Yes, boys and girls, it’s the auto industry that is keeping America on life support.
Don’t look at retail sales in isolation, though. The reason is that these figures are counted on a dollar basis and not on a units sold basis. The dollar figures are kicked all over hell’s half acre by a) the purchasing power of the dollar, b) inflation, c) taxes, d) supplier costs, and the list goes on from there.
Still, any port in a storm and the trend is something you adjust the trim of your financial sales to: When they start to fall, you look for safer harbor investments, and when in a rising trend, you can maybe think about growth stocks again.
The Markets
All of which gets us to how the world looks this morning, assuming your eyes are open enough to care.
Dow futures were up 30 – amazing what happen retail sales will do.
China and Japan were down again. And China is under the key 22,000 level on the Hang Seng, so if the weakness persists into next week there, even though there may be some happy talk about things like Ukraine, it might be interesting to look at the rest of the world before working yourself into a bullish frenzy.
Looking at Europe in the early going today, the tea drinking kneelers were down a bit, and the huns and frogs were up a tad. The inference is that no one in Europe has any clue what’s going on, but that should be evident from a quick glance at their shoddy system of government upon government…

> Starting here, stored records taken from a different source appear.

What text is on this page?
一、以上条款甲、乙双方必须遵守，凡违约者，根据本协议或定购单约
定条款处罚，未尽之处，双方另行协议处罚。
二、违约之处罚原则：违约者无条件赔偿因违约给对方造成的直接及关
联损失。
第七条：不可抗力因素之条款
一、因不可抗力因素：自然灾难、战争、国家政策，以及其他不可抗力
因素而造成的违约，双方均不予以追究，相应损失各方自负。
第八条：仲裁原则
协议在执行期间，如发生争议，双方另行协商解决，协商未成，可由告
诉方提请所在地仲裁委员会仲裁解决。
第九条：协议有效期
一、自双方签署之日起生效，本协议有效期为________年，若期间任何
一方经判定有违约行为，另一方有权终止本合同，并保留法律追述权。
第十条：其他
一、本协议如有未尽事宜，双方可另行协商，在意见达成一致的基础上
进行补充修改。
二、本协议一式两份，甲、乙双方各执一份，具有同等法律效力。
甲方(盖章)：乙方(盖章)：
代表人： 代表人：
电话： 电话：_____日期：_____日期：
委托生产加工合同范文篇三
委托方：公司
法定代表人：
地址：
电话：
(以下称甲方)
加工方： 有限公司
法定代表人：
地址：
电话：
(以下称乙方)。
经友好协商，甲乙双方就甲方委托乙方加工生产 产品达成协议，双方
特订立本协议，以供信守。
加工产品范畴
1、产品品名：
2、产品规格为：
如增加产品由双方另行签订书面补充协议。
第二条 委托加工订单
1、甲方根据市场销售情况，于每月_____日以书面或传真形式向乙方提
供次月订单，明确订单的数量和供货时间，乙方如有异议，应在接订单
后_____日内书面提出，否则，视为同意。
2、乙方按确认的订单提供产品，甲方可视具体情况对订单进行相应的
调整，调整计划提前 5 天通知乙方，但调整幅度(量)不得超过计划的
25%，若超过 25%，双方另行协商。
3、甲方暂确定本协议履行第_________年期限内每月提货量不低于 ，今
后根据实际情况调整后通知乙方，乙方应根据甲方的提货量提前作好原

I’m sorry, but when I look at the EU what I see is one of history’s cruelest jokes. What Napoleon, the Kaiser, and Hitler could not hold together, is now being bubble gummed and babble-mouthed by latter day empire builders. Only to have history make the point that 28 bankrupt countries are no better off than individual ones.
The whole point of the “trade deals” is that they provide the international bankster class with a kind of floating “check kiting” scheme which is fine, unless you live in Spain, Portugal, Cyprus, Greece,,,you keep a list, I hope?
One could argue that it’s 27 and a half in the EU fold, since the Brits haven’t swallowed the whole bait, yet. And it will soon be 28 and a half (or 29, depending on who’s scoring) when the mobgov of the Ukraine swallows the bait, which they will because they need loans and the old way to do that is to grovel to Brussels.
Which is why the power grab for Ukraine is so much like an addict’s “Just one more ounce/toke/drink” plea. Like one more is going to fix anything. It will seem to because here come the checks into the kiting pool, right? Circular refinance, mark up, oh, it’s such a clever machine!
More important than anything else, Ukraine gives member states something to jointly worry about and since external enemies are how taxes for arms have been historically stolen from the workers (who just want to be left alone) the resurrected Evil Russian Empire is marketing, marketing, marketing.
And shortly it will be tax, spend, tax, spend, which is how people in power stay there. Napoléon and the Kaiser should have been so clever.